Permana mengemukakan bahwa Direktorat Jendral  Bea dan Cukai setelah 5 tahun berlakunya UU No. 10 Tahun 1995 masih merasakan adanya kekurangan. Misalnya saja kurang luasnya kewenangan yang diberikan oleh UU No. 10 Tahun 1995 kepada pihak Bea dan Cukai dalam melakukan pengawasan pengangkutan barang-barang antar-pulau.

Atas hal tersebut, Permana mengharapkan adanya suatu revisi terhadap UU No. 10 Tahun 1995. Revisi itu dengan menambahkan kewenangan yang dimiliki pegawai Bea dan Cukai dalam melakukan pengawasan pengangkutan barang-barang antar-pulau.

"Kalau diperhitungkan dengan menambahkan kewenangan akan menimbulkan ekonomi biaya tinggi, maka tidak usah dilakukan terhadap semua barang.. ya.. untuk barang-barang tertentu dan daerah-daerah tertentu saja. Tapi itu terserah anggota dewan," ujar Permana.

Ditanya mengenai konsep serta strategi dan perangkat yang digunakan Dirjen Bea dan Cukai dalam upaya memberantas penyelundupan, Permana mengemukakan bahwa dalam hal konsep memang Indonesia nomor satu. "Namun kalau sudah masuk kepada implementasinya, kita berada di urutan paling belakang" cetusnya. Hal tersebut, menurut Permana, disebabkan oleh banyaknya intervensi dalam penanganan Bea dan Cukai.
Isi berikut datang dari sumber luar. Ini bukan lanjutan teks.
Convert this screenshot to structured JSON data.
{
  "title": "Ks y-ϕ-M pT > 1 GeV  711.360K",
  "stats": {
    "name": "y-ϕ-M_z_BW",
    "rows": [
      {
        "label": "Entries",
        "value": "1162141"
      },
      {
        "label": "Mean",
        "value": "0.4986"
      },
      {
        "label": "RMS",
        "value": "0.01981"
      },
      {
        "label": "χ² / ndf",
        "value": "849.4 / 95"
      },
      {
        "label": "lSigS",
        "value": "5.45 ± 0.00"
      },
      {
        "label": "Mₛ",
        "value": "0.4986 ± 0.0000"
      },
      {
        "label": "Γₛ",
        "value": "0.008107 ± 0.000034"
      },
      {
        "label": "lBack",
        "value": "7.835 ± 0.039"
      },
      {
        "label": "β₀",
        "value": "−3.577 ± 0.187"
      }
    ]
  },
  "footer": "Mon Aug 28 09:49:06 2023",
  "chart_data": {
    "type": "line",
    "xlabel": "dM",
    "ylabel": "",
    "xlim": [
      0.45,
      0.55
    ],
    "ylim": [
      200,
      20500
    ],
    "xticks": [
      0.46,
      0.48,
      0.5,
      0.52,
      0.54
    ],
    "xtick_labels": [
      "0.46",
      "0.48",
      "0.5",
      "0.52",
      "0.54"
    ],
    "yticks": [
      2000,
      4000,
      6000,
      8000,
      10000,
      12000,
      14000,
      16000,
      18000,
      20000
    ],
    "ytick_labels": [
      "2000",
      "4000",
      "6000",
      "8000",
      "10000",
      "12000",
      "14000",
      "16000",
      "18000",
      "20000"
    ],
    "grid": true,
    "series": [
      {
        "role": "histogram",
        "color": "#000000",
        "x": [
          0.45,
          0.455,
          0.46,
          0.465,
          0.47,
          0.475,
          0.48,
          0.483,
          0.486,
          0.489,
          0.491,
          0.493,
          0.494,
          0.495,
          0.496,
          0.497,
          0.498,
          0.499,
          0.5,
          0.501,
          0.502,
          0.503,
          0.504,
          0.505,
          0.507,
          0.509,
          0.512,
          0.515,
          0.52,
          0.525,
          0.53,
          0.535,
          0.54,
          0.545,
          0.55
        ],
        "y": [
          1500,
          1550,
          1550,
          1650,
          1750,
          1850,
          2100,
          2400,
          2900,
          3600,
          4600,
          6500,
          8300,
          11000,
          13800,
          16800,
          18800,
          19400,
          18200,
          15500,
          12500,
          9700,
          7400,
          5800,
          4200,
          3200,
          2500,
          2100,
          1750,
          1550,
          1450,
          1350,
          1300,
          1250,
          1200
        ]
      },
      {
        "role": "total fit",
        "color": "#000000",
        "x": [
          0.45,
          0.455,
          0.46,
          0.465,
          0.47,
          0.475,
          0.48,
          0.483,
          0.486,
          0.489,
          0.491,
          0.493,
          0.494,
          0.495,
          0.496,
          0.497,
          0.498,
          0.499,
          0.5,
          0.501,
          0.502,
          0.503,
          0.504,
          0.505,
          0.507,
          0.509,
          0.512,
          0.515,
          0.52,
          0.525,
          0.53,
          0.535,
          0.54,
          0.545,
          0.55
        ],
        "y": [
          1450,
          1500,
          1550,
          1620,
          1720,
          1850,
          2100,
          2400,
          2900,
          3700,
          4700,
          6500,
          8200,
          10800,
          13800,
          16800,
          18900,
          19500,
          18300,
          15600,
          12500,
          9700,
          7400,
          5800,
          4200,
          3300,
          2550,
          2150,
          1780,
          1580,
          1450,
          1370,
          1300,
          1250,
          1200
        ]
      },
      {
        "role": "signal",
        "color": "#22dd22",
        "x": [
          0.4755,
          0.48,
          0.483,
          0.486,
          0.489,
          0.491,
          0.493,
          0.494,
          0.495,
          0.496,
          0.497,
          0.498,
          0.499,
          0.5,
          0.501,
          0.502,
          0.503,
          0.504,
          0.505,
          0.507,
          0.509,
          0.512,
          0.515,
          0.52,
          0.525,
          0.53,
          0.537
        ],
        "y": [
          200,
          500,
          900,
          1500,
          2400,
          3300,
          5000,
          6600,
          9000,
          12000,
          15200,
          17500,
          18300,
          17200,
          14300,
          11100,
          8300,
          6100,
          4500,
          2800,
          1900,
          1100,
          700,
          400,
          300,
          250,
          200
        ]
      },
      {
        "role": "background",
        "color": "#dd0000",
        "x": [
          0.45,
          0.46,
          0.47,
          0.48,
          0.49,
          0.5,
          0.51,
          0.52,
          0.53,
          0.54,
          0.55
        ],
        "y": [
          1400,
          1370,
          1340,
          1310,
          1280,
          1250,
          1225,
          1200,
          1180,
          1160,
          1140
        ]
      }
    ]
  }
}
Intervensi tersebut dapat berasal dari Pelindo, Sah Bandar, truk pengangkut, sampai kepada masalah Perbankan. "Semua intervensi tersebut sangat mempengaruhi pelaksanaan serta implementasi dari ketentuan yang ada," ujarnya. Namun, Permana tidak menyebutkan intervensi mana yang paling memberikan pengaruh terhadap pelaksanaan ketentuan di bidang Bea dan Cukai.